Atualmente, nas relações consumeristas onde há a cobrança indevida de valores, o judiciário de forma equivocada tem exigido do consumidor a demonstração da má-fé do fornecedor, seja de produto ou serviço, para a aplicação do parágrafo único do art. 42 do Código de Defesa do Consumidor. Devemos nos lembrar de que o CDC tem como pressuposto a vulnerabilidade do consumidor, sendo imposto ao Estado, por meio do art. 5º, XXXII, da Constituição Federal, o dever de promover sua defesa.
Partindo dessa premissa, sob o aspecto ontológico, a razão de ser do CDC é apenas uma: a proteção do consumidor frente aos fornecedores e, extensivamente, ao mercado.
Nesse trilhar, a jurisprudência tem admitido, especialmente nas relações de consumo, na fixação do quantum indenizatório de danos morais, o viés punitivo da condenação, isto é, reconhece que a simples reparação moral por aquele viola o direito do consumidor não é suficiente, assim, devendo a condenação ser majorada para o desestimulo daquela conduta.
Feita a contextualização necessária, passemos especificamente a análise do artigo 42, parágrafo único, do aludido diploma.

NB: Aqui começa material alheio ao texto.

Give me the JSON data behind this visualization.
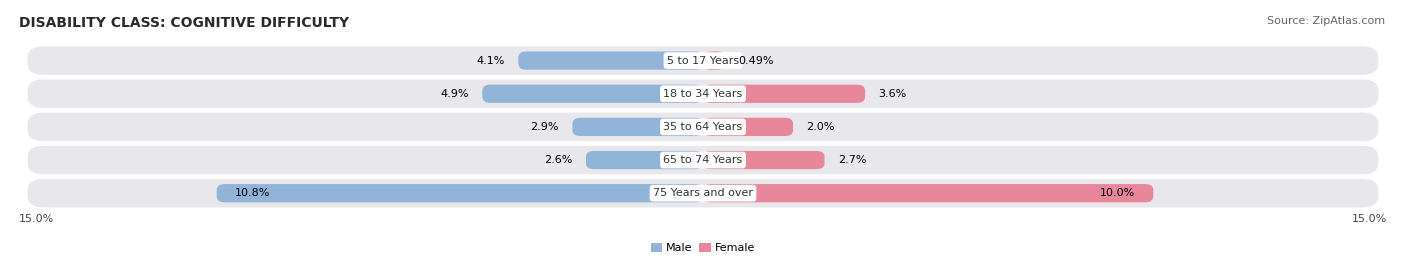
{
  "title": "DISABILITY CLASS: COGNITIVE DIFFICULTY",
  "source": "Source: ZipAtlas.com",
  "categories": [
    "5 to 17 Years",
    "18 to 34 Years",
    "35 to 64 Years",
    "65 to 74 Years",
    "75 Years and over"
  ],
  "male_values": [
    4.1,
    4.9,
    2.9,
    2.6,
    10.8
  ],
  "female_values": [
    0.49,
    3.6,
    2.0,
    2.7,
    10.0
  ],
  "male_labels": [
    "4.1%",
    "4.9%",
    "2.9%",
    "2.6%",
    "10.8%"
  ],
  "female_labels": [
    "0.49%",
    "3.6%",
    "2.0%",
    "2.7%",
    "10.0%"
  ],
  "male_color": "#92b4d8",
  "female_color": "#e8879c",
  "bg_row_color": "#e8e8ec",
  "max_val": 15.0,
  "axis_label_left": "15.0%",
  "axis_label_right": "15.0%",
  "legend_male": "Male",
  "legend_female": "Female",
  "title_fontsize": 10,
  "source_fontsize": 8,
  "label_fontsize": 8,
  "category_fontsize": 8
}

Como dito anteriormente, na contramão dos direitos arduamente conquistados até aqui, bem como do próprio entendimento da jurisprudência no que diz respeito à inclusão do viés punitivo na fixação dos danos morais, resolveu a jurisprudência exigir do consumidor a comprovação da má-fé da cobrança dos valores indevidos para a condenação dobrada.
Ora, no que diz respeito aos danos morais a jurisprudência constrói um entendimento para desestimular a conduta dos fornecedores, majorando a condenação a título de desencorajamento, por outro lado, onde a lei é expressa e positiva o viés da punição na cobrança indevida, vem o mesmo judiciário e afasta sua aplicação automática impondo o requisito má-fé.
Devemos observar que o art. 42 é claro quanto à aplicação da repetição em dobro, não havendo margem para qualquer interpretação, muito menos em desfavor do consumidor, vejamos:
Art. 42. […]
Parágrafo único. O consumidor cobrado em quantia indevida tem direito à repetição do indébito, por valor igual ao dobro do que pagou em excesso, acrescido de correção monetária e juros legais, salvo hipótese de engano justificável.
Podemos observar que a única exceção para a não aplicação imediata da repetição em dobro já está positivada, taxativamente, no parágrafo único, qual seja, o engano justificável. Além disso, fica claro que, se tratando de engano do fornecedor, cabe a ele o ônus da comprovação e não ao consumidor.
É certo que a mera devolução do valor cobrado indevidamente de modo simples fomentará a prática dessa conduta fazendo com que as empresas não se preocupem em aprimorar seus sistemas para que não haja tal falha.
Ademais, é evidente que a inserção de qualquer requisito não previsto no referido artigo só poderá ser realizada mediante o devido processo legislativo, e não pelo Judiciário.
Há decisões mais absurdas, no sentido de reconhecer a inversão do ônus da prova em favor do consumidor e, na mesma decisão, exigir desse a comprovação da má-fé do fornecedor para a repetição em dobro.
No mínimo, apesar da sua patente ilegalidade, caso o entendimento seja no sentido da necessidade de demonstração da má-fé da cobrança para a restituição em dobro, esta deve recair no fornecedor e não no consumidor.
Nesse caso, a demonstração da má-fé pelo consumidor é impor a produção de prova diabólica, como faria um correntista de uma instituição financeira para demonstrar a má-fé do banco na inclusão de uma tarifa não contratada?
Diante disso, é cristalina a irrelevância da análise da presença da boa-fé subjetiva na cobrança pelo fornecedor. A proteção previsto no CDC é matéria de ordem pública e interesse social, com critérios objetivos da aplicação da teoria da qualidade.